After I went to an agricultural high school, everything became bigger. I officially registered for a business license in my senior year of high school. I went completely bankrupt once in my early 20s. Chicken and pork prices soared, and I was chased by debt collectors. When I went to the supermarket, pork prices had sky-rocketed but sausage prices remained the same. So I entered the food-processing industry. That’s how this three-part management system of breeding, processing and distribution became integrated.

As an entrepreneur, what defines happiness and merit for you?

When what you conceptualize becomes reality, when something you attempted is achieved - that is when I feel happiness. Last year, we paid 60 billion won in corporate taxes. We have 8,000 employees in Korea and 2,500 abroad. I feel merit in paying taxes to my country and increasing the number of jobs. Earning money is secondary. We are a leading company in this area and being a top-ranked company is difficult. You have to play the role of the protector as well. While it is difficult, you also feel great merit.

What sort of significance does Napoleon’s hat have for you?

When Napoleon crossed the Alps, his source of food was chickens and eggs. The Gallic rooster, shaped like a hat, is a symbol of France. So we have that bond. I first heard the news that Napoleon’s hat was coming up for auction a week before on the radio in the car. The moment I heard the news, I had this simple thought: “Oh, I need to buy that.”

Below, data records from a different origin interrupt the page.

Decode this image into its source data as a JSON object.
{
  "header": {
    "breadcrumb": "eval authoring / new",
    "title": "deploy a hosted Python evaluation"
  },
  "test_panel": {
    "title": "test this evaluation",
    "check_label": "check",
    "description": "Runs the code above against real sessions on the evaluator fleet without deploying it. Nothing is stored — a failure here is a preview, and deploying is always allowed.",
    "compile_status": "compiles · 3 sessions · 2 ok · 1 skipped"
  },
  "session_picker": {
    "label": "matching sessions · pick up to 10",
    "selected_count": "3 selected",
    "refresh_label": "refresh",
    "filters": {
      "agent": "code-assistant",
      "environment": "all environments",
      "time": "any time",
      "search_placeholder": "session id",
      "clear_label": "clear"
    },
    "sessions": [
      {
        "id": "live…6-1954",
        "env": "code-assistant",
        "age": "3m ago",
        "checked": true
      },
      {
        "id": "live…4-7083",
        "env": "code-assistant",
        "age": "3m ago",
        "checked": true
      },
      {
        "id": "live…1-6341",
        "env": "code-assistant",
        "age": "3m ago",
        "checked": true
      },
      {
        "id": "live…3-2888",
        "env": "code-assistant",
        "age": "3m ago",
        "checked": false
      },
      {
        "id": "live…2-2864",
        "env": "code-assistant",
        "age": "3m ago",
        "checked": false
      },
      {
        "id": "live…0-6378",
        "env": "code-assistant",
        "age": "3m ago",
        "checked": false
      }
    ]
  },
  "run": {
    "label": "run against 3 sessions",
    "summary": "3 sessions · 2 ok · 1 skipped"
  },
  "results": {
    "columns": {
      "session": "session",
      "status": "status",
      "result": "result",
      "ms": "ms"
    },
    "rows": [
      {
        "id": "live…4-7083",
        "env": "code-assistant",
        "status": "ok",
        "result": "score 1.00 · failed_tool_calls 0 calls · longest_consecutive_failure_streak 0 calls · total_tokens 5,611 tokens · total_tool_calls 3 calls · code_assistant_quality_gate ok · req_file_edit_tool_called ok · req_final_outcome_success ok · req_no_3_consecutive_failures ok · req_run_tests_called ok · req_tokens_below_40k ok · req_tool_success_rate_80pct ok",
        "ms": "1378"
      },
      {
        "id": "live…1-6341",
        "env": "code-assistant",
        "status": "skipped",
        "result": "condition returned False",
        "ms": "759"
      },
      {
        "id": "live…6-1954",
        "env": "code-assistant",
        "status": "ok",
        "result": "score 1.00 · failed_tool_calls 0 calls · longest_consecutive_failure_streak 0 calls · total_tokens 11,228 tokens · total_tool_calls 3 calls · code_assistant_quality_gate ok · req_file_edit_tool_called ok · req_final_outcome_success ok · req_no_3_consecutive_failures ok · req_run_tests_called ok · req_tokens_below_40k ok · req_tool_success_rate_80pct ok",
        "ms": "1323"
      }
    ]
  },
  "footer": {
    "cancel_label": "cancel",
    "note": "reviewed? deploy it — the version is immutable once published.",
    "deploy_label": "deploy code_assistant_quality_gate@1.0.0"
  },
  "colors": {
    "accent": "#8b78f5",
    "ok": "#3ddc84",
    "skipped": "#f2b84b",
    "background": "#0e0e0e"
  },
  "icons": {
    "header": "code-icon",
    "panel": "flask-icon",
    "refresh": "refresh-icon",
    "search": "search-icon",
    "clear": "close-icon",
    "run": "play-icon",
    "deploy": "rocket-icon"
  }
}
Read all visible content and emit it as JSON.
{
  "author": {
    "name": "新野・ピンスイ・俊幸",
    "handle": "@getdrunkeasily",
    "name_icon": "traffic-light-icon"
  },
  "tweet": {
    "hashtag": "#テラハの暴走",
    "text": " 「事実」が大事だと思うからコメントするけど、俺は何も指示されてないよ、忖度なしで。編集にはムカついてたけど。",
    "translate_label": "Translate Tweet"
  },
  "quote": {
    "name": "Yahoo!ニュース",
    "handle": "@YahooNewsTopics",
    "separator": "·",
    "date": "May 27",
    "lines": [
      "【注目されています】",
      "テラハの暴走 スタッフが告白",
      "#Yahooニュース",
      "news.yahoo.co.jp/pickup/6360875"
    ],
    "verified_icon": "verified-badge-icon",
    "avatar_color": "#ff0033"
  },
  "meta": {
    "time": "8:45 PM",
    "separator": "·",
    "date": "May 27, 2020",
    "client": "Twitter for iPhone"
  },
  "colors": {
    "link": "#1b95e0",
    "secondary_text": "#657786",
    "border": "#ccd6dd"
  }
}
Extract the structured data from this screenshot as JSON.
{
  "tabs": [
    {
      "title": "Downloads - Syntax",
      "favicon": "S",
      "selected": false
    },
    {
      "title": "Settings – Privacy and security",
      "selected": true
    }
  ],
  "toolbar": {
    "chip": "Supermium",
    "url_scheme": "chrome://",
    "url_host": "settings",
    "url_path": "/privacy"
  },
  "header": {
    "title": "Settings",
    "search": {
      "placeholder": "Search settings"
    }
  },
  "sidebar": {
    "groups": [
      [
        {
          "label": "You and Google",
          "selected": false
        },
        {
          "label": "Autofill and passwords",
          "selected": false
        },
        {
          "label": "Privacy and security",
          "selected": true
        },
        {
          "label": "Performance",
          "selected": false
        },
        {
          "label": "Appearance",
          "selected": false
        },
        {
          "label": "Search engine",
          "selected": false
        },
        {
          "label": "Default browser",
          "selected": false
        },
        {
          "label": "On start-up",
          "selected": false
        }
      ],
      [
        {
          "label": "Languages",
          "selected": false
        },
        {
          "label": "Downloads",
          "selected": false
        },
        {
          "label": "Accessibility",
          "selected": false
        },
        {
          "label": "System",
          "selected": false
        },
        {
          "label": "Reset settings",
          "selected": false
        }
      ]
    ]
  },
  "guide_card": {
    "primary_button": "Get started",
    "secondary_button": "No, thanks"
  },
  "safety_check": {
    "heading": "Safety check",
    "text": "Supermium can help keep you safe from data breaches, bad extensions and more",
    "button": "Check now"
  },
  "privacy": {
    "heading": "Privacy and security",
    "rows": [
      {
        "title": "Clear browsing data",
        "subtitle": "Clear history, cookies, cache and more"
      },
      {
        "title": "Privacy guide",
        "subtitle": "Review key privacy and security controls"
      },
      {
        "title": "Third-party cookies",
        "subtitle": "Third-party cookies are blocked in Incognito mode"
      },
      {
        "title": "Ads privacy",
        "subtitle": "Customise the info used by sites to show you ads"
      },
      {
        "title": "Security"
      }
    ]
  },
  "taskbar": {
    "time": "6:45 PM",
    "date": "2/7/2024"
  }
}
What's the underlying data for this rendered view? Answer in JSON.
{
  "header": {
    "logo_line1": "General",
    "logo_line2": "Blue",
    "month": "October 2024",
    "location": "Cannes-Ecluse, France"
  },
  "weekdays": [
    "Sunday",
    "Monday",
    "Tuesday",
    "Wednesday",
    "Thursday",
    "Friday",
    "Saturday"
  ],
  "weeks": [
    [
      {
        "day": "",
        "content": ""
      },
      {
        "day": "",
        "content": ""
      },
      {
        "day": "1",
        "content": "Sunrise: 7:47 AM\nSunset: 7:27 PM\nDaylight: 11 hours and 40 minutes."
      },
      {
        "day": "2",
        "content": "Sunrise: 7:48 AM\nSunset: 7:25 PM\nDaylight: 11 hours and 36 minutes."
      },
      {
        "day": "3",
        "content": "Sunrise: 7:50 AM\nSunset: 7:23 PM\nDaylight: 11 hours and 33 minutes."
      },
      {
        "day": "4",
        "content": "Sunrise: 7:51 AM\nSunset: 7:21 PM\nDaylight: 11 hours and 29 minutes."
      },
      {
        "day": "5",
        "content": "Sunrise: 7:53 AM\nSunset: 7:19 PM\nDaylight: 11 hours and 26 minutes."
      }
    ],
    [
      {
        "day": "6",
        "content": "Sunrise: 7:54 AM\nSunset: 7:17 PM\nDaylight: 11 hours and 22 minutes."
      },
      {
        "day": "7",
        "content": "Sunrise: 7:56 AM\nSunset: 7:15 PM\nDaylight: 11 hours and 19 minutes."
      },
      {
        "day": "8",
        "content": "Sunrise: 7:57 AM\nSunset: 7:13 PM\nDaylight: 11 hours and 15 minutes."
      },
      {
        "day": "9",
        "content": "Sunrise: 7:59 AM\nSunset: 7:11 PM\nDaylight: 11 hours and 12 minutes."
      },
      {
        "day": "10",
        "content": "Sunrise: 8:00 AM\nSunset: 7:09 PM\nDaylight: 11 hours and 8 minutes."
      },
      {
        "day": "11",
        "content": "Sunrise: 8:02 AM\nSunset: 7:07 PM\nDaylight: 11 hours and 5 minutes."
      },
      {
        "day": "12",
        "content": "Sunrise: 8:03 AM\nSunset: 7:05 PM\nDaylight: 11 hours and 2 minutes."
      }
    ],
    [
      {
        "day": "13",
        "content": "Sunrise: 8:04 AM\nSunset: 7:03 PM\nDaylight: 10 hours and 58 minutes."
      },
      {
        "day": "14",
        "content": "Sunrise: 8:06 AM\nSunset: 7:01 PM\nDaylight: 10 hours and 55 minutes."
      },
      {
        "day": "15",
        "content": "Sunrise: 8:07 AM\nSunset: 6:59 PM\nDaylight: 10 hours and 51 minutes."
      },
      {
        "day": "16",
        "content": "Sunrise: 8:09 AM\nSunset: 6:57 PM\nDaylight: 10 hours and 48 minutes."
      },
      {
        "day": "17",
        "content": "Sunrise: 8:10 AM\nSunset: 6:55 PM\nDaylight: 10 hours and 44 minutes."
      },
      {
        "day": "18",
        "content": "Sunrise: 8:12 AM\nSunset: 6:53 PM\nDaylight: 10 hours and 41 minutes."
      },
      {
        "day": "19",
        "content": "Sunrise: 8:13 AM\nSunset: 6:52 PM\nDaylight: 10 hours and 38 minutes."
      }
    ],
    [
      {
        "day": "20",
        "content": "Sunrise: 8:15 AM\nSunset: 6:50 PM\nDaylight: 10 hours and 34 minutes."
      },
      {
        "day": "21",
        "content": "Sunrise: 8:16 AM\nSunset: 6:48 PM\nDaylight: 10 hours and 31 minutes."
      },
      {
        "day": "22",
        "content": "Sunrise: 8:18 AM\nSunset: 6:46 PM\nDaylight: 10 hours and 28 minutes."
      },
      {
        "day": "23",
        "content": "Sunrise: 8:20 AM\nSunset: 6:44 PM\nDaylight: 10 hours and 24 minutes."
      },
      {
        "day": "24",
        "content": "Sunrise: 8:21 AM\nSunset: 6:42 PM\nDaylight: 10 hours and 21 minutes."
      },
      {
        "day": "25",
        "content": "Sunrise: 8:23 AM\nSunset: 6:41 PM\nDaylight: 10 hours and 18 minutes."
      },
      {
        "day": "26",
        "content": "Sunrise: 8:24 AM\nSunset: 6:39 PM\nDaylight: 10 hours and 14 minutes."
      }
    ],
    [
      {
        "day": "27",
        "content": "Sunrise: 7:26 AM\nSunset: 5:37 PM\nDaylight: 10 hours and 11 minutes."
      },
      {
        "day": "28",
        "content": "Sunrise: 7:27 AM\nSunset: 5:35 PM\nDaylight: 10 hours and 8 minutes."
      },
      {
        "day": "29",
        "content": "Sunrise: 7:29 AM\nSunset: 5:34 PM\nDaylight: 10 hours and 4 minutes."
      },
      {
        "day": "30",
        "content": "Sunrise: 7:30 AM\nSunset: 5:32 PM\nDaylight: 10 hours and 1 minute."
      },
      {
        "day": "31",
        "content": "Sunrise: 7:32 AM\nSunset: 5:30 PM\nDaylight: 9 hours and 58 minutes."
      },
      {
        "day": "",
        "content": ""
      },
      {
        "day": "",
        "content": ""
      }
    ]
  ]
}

I wanted to buy the hat and continuously face challenges and improve. I also thought it would be good for society. In a society where the will to take on challenges is disappearing because of a mafia-like sharing scheme and regulations, I see that an icon like Napoleon, who was willing to take on challenges, is urgently needed. The international media focused on the fact that a Korean businessman bought Napoleon’s hat. Our company has business in six countries, but our status has increased a bit. I plan to display the hat in our new company building. I believe it will be a contribution that cannot be exchanged with any amount of money if students can come and dream bigger after seeing it.